La SQDC croit avoir arraché près de la moitié du marché illicite

Publié le 15/10/2020 à 09:34

La SQDC croit avoir arraché près de la moitié du marché illicite

Publié le 15/10/2020 à 09:34

Par La Presse Canadienne

(Photo: Ryan Remiorz pour La Presse canadienne)

Deux ans après l’ouverture de ses premières boutiques, la Société québécoise du cannabis (SQDC) estime avoir arraché près de la moitié du marché illicite et prévoit atteindre l’objectif de verser un dividende de 50 millions $ dans les coffres de l’État à la fin de son année financière.

Les problèmes de démarrage — marqués par des tablettes vides à travers ses 12 points de vente à l’époque et de nombreux produits en rupture de stock — étant chose du passé, le président-directeur général de la société d’État, Jean-François Bergeron, souhaite maintenant mettre de l’avant une série d’initiatives destinées à mieux accompagner les consommateurs et à réduire les contacts physiques dans le contexte de la crise sanitaire.

« Le 50 % (du marché noir), on le voyait peut-être plus au cours de la troisième année », a-t-il expliqué au cours d’une entrevue téléphonique avec La Presse canadienne visant à souligner la date du 17 octobre qui marque la légalisation de la consommation du cannabis à des fins récréatives au Canada.

« C’est plus agressif que l’on pensait. Je pense qu’on peut atteindre 75 % (du marché illicite) dans deux ans. »

La SQDC évalue sa part de marché en estimant qu’il se consomme environ 150 millions de grammes de marijuana en une année au Québec.

Selon M. Bergeron, la société d’État a pu convaincre davantage de consommateurs de se tourner vers elle en proposant plus de 200 produits différents dans chaque succursale, un prix « concurrentiel » qui était de 6,67 $ le gramme (taxes incluses) au premier trimestre, un réseau dont l’empreinte s’élargit ainsi qu’un service−conseil apprécié.

« Je ne dis pas que le marché noir n’offre rien, mais le revendeur dans la rue, il n’a pas 200 produits dans son manteau », a-t-il lancé.

Le réseau de 46 boutiques devrait passer à environ 70 points de vente au terme de l’exercice, en mars, avant d’atteindre près de 100 établissements vers 2023. La pandémie de COVID-19, qui a temporairement paralysé l’activité sur les chantiers de construction au printemps, a ralenti l’ouverture de succursales, mais la SQDC met les bouchées doubles pour rattraper le temps perdu.

Tous ces éléments font en sorte que la société d’État devrait générer un dividende de quelque 50 millions $, a indiqué M. Bergeron. Il s’est toutefois montré prudent lorsqu’interrogé sur la possibilité que cette cible soit dépassée. Au premier trimestre terminé le 20 juin, la SQDC avait multiplié ses profits par sept, à 9,74 millions $.

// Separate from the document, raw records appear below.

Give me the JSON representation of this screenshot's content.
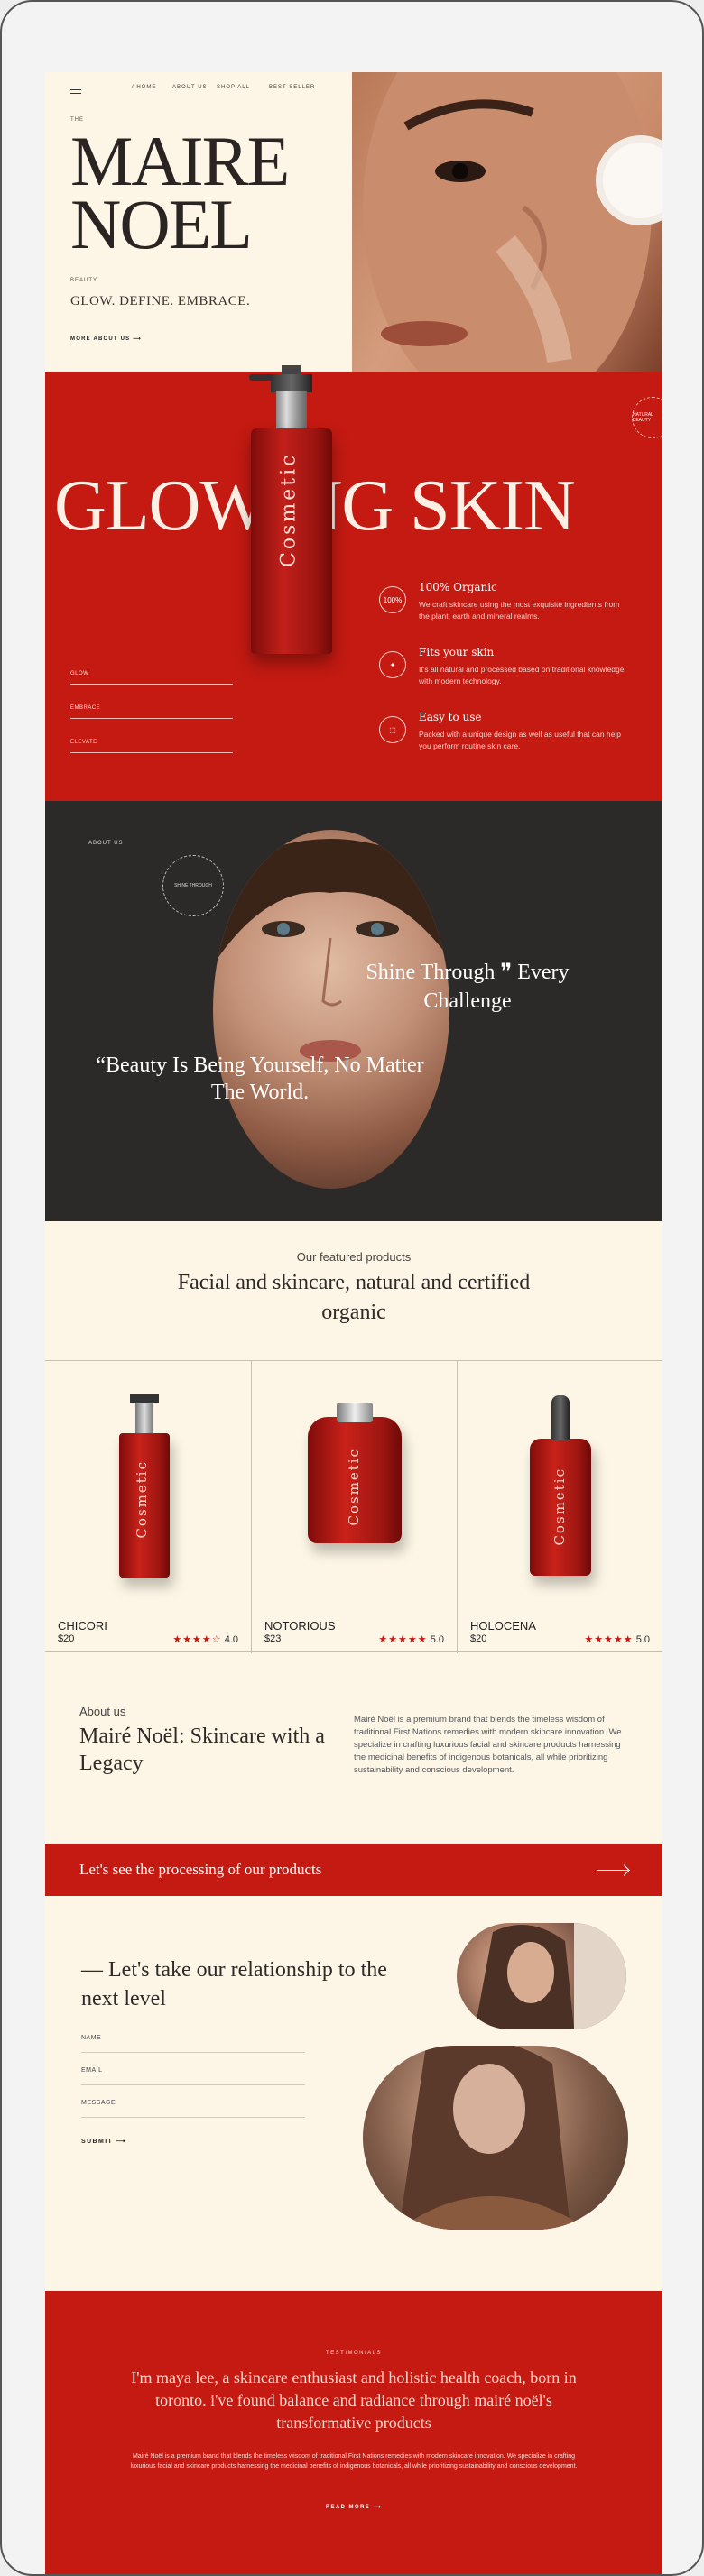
{
  "nav": {
    "items": [
      "/ HOME",
      "ABOUT US",
      "SHOP ALL",
      "BEST SELLER"
    ]
  },
  "hero": {
    "overline": "THE",
    "brand_line1": "MAIRE",
    "brand_line2": "NOEL",
    "small_label": "BEAUTY",
    "tagline": "GLOW. DEFINE. EMBRACE.",
    "more_about": "MORE ABOUT US",
    "bottle_text": "Cosmetic"
  },
  "glowing": {
    "headline": "GLOWING SKIN",
    "badge_text": "NATURAL BEAUTY",
    "inputs": [
      "GLOW",
      "EMBRACE",
      "ELEVATE"
    ],
    "features": [
      {
        "icon": "organic-icon",
        "icon_text": "100%",
        "title": "100% Organic",
        "text": "We craft skincare using the most exquisite ingredients from the plant, earth and mineral realms."
      },
      {
        "icon": "sparkle-icon",
        "icon_text": "✦",
        "title": "Fits your skin",
        "text": "It's all natural and processed based on traditional knowledge with modern technology."
      },
      {
        "icon": "bottle-icon",
        "icon_text": "⬚",
        "title": "Easy to use",
        "text": "Packed with a unique design as well as useful that can help you perform routine skin care."
      }
    ]
  },
  "about_dark": {
    "label": "ABOUT US",
    "badge_text": "SHINE THROUGH",
    "quote_main": "“Beauty Is Being Yourself, No Matter The World.",
    "quote_side": "Shine Through ❞ Every Challenge"
  },
  "featured": {
    "subtitle": "Our featured products",
    "heading": "Facial and skincare, natural and certified organic",
    "products": [
      {
        "name": "CHICORI",
        "price": "$20",
        "stars": "★★★★☆",
        "rating": "4.0",
        "label": "Cosmetic"
      },
      {
        "name": "NOTORIOUS",
        "price": "$23",
        "stars": "★★★★★",
        "rating": "5.0",
        "label": "Cosmetic"
      },
      {
        "name": "HOLOCENA",
        "price": "$20",
        "stars": "★★★★★",
        "rating": "5.0",
        "label": "Cosmetic"
      }
    ]
  },
  "about": {
    "subtitle": "About us",
    "heading": "Mairé Noël: Skincare with a Legacy",
    "paragraph": "Mairé Noël is a premium brand that blends the timeless wisdom of traditional First Nations remedies with modern skincare innovation. We specialize in crafting luxurious facial and skincare products harnessing the medicinal benefits of indigenous botanicals, all while prioritizing sustainability and conscious development."
  },
  "banner": {
    "text": "Let's see the processing of our products"
  },
  "contact": {
    "heading": "— Let's take our relationship to the next level",
    "fields": [
      "NAME",
      "EMAIL",
      "MESSAGE"
    ],
    "submit": "SUBMIT"
  },
  "testimonials": {
    "label": "TESTIMONIALS",
    "quote": "I'm maya lee, a skincare enthusiast and holistic health coach, born in toronto. i've found balance and radiance through mairé noël's transformative products",
    "paragraph": "Mairé Noël is a premium brand that blends the timeless wisdom of traditional First Nations remedies with modern skincare innovation. We specialize in crafting luxurious facial and skincare products harnessing the medicinal benefits of indigenous botanicals, all while prioritizing sustainability and conscious development.",
    "read_more": "READ MORE"
  },
  "colors": {
    "accent": "#c41a12",
    "cream": "#fdf6e6",
    "dark": "#2c2a28"
  }
}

Les profits de la SQDC doivent être consacrés à la prévention et à la recherche en matière de cannabis.

Pandémie oblige

Le secteur du commerce de détail n’a pas été épargné par les secousses provoquées par la propagation du nouveau coronavirus et cela oblige la société d’État à s’adapter à la montée grandissante du commerce en ligne.

Déployé à Montréal il y a quelques mois, le service de livraison le jour même a été implanté à Laval et s’étendra dans d’autres régions, où les succursales pourraient être sollicitées pour expédier la marchandise, a expliqué M. Bergeron.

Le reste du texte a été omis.